The paper by I. Anagnostou et al. contributes to the portfolio credit risk literature by introducing a portfolio credit risk model which incorporates both common factors and contagion. They also use a credit stress propagation network constructed from real data to quantify the impact of deterioration of credit quality of the sovereigns on corporates. And they present the impact of accounting for contagion which can be useful for banks and regulators to quantify credit, model, or concentration risk in their portfolios.

The paper by T. Chen introduces an evolving network model of credit risk contagion in the credit risk transfer market. The model contributes to the explicit investigation of the connection between the factors of market behavior and network structure and also provides a theoretical framework for considering credit risk contagion in an evolving network context.

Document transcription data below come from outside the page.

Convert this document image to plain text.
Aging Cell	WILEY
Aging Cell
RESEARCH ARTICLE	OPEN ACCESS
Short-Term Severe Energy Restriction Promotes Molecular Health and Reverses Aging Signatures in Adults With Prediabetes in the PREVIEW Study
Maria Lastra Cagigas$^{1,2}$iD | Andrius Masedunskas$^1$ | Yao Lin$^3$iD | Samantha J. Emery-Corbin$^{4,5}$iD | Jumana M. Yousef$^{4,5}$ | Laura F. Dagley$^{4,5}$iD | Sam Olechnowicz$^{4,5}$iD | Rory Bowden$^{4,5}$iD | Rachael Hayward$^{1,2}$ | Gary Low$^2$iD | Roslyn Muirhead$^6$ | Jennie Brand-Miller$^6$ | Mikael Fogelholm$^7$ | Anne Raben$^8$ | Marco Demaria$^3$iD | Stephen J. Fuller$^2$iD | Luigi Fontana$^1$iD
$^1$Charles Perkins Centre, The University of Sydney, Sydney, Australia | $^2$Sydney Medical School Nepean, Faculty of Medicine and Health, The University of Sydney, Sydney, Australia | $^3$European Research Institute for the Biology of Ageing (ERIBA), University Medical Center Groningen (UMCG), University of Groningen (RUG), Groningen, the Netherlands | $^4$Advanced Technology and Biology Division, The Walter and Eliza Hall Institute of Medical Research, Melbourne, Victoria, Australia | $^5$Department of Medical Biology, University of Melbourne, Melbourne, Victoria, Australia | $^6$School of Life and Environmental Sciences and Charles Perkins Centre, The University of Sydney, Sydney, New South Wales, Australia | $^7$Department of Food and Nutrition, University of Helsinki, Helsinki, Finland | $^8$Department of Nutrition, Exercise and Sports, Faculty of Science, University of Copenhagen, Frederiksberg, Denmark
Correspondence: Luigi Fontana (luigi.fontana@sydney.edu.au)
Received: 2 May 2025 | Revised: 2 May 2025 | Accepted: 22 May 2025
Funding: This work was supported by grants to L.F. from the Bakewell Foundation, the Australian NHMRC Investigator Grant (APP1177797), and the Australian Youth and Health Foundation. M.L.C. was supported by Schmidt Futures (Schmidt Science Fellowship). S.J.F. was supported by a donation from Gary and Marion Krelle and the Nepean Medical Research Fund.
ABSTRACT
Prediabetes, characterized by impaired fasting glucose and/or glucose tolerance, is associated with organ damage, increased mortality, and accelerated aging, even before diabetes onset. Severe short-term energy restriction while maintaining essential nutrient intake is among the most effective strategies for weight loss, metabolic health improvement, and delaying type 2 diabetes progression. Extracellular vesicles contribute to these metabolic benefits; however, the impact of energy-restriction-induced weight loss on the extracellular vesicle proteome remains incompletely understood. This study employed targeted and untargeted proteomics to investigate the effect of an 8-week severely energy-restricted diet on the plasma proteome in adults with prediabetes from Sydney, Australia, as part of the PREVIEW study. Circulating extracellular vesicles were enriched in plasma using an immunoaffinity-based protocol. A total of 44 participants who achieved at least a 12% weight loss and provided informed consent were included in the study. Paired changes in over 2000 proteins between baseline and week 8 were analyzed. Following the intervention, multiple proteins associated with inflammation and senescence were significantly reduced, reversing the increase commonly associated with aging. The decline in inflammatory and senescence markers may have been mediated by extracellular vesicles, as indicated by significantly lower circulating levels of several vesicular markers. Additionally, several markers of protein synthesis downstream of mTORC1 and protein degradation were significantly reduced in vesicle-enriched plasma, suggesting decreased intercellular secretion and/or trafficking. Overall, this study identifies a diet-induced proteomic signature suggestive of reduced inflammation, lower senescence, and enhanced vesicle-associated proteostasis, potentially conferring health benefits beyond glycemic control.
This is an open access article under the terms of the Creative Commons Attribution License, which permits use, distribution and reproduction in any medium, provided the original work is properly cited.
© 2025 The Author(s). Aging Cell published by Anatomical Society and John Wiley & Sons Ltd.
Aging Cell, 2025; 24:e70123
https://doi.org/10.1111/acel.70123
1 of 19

The paper by L. Rossoni et al. shows that the financial cost of capital of companies listed on the Brazilian stock exchange is determined by the social capital of the networks of directors and shareholders they have. The paper contributes to the field of board interlocking and corporate governance by studying the analysis of the social capital of the board and providing empirical evidence of how interlocking influences the cost of capital of these companies.

The paper by Z. Zhang et al. studies dynamic cross-correlations between mass media news, new media news, and stock returns. They provide evidence of the existence of power-law correlations between two types of news and between news and stock returns. They also find a general increasing trend for the cross-correlation between the two types of news and between news and stock returns.


We would like to thank all the authors who contributed to this special issue. We would also like to thank our expert reviewers, who provided vital constructive feedback during the review process. Thiago Christiano Silva and Benjamin M. Tabak gratefully acknowledge financial support received from the CNPq foundation (Grants nos. 302808/2015-9 and 305427/2014-8, resp.).